Incident Report for Voyado

Postmortem

Summary

On the morning of March 11, 2025, an issue occurred in the Engage platform that resulted in delays for message send-outs for a sub-set of our customers. The incident was triggered by an unexpected event in our in-memory database setup, which temporarily disrupted the platform’s ability to process and send messages. The issue was resolved rapidly and all affected send-puts were successfully delivered, either automatically or through manual resending.

Customer Impact

Approximately 54 customers experienced a temporary halt in their message send-outs for about one hour. Most messages were eventually sent out automatically once the issue resolved itself, but a smaller portion required manual resending by our team. No messages were lost.

Root Cause

The issue was caused by an unexpected failover in our in-memory database, which altered the primary-secondary configuration and triggered faulty callbacks in our system. This misconfiguration prevented messages from being processed as expected which led to the delay.

Remediation & Mitigation

  • Our team identified the issue quickly through our monitoring and began troubleshooting.
  • A hotfix was implemented the same morning to remediate the faulty callbacks that prevented the message execution and to mitigate future occurrence of the unexpected behavior.
  • Messages stuck in the queue were either automatically processed or manually resent by our support team.

Next Steps

We recognize that similar in-memory database-related issues have occurred in the past. Based on recent events and ss part of our continuous improvement and reliability work, we are reviewing our in-memory database setup to improve its resilience and behavior during failovers.

We appreciate your patience and understanding, and we remain committed to providing a stable and reliable platform experience.

Posted Apr 07, 2025 - 08:50 CEST

Resolved

This incident has been resolved.
Posted Mar 11, 2025 - 12:57 CET

Identified

All the messages that got stuck have been resent.
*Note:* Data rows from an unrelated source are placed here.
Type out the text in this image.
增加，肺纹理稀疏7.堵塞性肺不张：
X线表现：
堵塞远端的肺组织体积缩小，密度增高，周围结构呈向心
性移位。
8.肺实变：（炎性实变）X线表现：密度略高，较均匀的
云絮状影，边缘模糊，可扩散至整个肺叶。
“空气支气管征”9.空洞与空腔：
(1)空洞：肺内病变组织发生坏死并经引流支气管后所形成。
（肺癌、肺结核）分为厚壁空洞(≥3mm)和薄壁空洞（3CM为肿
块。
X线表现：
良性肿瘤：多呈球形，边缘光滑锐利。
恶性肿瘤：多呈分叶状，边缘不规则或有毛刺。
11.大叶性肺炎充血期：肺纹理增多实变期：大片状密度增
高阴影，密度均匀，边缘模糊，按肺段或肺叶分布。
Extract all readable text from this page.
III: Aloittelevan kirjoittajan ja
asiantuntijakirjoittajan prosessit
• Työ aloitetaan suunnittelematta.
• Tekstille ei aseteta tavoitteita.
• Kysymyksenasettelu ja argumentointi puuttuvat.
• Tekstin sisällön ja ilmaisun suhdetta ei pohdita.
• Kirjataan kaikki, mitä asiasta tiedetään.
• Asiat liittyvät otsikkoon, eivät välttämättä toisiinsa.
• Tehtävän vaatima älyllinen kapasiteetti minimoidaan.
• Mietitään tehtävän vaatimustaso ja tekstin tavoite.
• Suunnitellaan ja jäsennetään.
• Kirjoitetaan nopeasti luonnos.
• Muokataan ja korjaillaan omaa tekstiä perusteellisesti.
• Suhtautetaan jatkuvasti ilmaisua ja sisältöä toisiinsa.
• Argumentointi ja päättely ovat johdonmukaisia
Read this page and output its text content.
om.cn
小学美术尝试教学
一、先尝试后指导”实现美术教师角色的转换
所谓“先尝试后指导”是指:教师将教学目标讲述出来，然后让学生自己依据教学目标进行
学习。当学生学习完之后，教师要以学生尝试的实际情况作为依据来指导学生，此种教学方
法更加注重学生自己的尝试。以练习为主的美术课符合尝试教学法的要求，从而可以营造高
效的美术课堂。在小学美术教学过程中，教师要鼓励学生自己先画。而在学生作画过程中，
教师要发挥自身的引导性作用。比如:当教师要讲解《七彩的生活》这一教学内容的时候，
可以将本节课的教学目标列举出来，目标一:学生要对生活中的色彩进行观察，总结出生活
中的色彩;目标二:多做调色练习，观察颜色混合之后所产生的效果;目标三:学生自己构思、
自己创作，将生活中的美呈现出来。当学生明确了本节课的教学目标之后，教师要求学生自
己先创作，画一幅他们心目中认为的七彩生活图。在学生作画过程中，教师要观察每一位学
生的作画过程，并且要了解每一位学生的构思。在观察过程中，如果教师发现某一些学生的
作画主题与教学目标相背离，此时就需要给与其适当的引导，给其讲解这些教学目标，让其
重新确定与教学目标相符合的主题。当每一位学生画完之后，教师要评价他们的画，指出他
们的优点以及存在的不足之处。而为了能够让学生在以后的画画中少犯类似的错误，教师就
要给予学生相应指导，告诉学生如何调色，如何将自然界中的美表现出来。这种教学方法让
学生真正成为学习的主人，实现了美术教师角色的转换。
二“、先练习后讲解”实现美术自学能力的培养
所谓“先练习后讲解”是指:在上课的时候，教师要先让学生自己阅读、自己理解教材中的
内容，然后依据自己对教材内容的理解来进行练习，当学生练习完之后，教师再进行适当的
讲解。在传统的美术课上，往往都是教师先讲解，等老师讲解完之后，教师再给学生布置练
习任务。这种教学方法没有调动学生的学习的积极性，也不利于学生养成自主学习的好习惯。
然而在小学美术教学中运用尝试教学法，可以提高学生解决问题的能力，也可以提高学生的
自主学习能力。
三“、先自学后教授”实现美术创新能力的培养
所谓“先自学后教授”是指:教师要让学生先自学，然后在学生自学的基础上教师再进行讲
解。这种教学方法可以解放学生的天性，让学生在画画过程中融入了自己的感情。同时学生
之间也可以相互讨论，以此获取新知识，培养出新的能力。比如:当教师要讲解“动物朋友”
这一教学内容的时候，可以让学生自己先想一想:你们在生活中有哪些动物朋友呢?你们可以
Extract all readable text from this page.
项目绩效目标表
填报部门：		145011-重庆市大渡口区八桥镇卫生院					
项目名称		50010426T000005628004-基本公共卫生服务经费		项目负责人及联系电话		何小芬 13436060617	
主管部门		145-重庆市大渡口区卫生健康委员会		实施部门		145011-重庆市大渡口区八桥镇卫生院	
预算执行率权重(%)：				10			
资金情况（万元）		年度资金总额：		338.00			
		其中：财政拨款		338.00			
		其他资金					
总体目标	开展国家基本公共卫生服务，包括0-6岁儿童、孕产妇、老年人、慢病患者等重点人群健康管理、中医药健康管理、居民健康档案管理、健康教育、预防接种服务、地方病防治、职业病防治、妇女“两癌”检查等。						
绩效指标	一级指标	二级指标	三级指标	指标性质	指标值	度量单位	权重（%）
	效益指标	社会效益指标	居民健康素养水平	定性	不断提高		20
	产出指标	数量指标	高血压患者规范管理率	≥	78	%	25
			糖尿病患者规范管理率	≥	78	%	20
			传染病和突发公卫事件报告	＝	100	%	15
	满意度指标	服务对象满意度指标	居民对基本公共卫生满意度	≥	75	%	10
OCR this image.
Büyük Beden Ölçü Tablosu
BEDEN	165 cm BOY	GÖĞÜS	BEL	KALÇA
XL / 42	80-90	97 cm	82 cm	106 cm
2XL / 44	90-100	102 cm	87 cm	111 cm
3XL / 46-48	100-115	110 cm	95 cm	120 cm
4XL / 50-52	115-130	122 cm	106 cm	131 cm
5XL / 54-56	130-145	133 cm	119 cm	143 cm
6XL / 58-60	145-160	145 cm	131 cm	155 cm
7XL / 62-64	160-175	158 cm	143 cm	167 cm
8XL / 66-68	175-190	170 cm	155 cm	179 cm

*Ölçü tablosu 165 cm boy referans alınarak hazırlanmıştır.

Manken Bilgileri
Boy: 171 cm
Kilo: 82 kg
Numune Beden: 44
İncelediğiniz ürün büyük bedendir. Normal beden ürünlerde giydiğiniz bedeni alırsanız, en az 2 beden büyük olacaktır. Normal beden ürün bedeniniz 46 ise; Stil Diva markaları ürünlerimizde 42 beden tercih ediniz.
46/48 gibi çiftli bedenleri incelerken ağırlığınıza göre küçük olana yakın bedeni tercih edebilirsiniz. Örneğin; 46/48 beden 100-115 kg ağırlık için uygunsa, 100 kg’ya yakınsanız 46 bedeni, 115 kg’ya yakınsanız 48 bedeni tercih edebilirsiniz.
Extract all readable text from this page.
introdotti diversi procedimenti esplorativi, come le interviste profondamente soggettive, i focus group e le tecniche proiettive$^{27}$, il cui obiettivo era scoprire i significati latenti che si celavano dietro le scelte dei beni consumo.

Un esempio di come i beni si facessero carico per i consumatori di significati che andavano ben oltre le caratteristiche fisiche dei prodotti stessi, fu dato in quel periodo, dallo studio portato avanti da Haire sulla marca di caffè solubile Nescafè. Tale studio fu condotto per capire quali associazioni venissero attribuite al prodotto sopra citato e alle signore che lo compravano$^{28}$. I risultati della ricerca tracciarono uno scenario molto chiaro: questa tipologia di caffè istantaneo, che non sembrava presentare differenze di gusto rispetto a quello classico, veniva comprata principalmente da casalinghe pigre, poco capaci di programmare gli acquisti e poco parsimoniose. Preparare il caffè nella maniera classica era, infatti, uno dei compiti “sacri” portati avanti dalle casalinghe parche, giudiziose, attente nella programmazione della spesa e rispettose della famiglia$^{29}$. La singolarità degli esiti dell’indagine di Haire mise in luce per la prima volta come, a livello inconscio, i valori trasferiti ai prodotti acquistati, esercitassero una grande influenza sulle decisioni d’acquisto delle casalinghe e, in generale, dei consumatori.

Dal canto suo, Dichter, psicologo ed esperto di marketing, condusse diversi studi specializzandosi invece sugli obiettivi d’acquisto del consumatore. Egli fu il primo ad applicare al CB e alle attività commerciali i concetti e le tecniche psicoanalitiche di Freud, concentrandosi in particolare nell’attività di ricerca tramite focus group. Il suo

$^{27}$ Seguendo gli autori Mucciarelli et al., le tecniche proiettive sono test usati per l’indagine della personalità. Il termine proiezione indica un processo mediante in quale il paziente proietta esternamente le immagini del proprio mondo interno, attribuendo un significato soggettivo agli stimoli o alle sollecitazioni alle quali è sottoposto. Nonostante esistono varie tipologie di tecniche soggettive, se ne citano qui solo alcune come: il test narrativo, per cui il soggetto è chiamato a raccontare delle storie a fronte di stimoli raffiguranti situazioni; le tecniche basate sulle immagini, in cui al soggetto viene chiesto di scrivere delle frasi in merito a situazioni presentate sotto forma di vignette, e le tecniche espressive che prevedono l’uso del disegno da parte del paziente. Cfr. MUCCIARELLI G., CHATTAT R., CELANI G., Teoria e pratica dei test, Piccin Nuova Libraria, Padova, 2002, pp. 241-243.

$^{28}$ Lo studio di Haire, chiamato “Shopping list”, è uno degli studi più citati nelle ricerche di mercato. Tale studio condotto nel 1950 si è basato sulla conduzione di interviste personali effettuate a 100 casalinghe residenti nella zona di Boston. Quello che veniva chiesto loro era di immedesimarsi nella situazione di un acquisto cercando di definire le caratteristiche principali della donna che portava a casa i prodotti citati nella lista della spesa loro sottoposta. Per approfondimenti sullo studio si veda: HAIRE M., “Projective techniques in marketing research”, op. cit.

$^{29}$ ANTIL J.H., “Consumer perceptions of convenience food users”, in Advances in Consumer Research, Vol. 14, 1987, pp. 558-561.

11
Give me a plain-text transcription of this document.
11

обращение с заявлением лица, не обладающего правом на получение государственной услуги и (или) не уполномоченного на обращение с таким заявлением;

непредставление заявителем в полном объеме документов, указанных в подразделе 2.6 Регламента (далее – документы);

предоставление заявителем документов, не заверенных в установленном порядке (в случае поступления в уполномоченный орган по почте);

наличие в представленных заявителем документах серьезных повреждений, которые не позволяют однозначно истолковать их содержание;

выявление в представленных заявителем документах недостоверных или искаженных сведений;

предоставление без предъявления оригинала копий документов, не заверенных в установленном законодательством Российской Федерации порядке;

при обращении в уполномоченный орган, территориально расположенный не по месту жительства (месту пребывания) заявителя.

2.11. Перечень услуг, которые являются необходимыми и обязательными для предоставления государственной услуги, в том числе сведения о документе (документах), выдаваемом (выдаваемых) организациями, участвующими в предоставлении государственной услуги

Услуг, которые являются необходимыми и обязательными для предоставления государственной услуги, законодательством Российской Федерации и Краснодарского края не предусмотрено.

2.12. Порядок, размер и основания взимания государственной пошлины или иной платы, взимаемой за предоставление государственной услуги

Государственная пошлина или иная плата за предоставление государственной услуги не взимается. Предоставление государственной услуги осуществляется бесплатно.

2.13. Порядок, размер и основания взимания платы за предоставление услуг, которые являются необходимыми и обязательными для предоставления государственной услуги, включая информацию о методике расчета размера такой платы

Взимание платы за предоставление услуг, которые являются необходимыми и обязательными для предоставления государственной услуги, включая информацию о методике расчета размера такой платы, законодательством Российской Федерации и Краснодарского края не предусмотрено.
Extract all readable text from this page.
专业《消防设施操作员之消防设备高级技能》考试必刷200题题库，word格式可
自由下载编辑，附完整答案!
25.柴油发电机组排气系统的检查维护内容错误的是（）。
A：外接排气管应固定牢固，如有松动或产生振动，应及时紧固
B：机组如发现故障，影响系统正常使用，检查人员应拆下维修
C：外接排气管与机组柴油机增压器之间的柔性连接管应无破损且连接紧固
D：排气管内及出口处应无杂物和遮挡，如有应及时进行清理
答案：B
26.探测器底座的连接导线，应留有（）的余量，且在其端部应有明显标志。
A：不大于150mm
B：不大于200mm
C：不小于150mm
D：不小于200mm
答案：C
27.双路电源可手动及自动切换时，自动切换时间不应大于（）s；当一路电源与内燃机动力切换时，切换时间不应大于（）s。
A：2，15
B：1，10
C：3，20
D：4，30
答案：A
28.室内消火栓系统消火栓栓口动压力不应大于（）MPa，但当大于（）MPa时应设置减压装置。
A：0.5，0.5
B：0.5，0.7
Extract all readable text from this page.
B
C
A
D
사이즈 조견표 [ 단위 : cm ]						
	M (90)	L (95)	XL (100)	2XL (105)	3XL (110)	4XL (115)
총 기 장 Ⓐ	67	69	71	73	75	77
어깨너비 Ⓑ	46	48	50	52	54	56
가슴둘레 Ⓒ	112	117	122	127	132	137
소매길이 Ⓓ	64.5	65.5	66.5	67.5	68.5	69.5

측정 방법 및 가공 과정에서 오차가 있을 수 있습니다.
We are rolling out a fix to mediate the cause.
Posted Mar 11, 2025 - 10:46 CET

Update

We have identified that the issue is only affecting a subset of customers.
We are continuing to investigate the issue and are preparing to deploy a fix.
Posted Mar 11, 2025 - 09:57 CET

Investigating

We are currently experiencing issues with sendouts and they are not being sent. We are investigating this and working on a solution.
Posted Mar 11, 2025 - 09:24 CET
This incident affected: Engage (Messaging).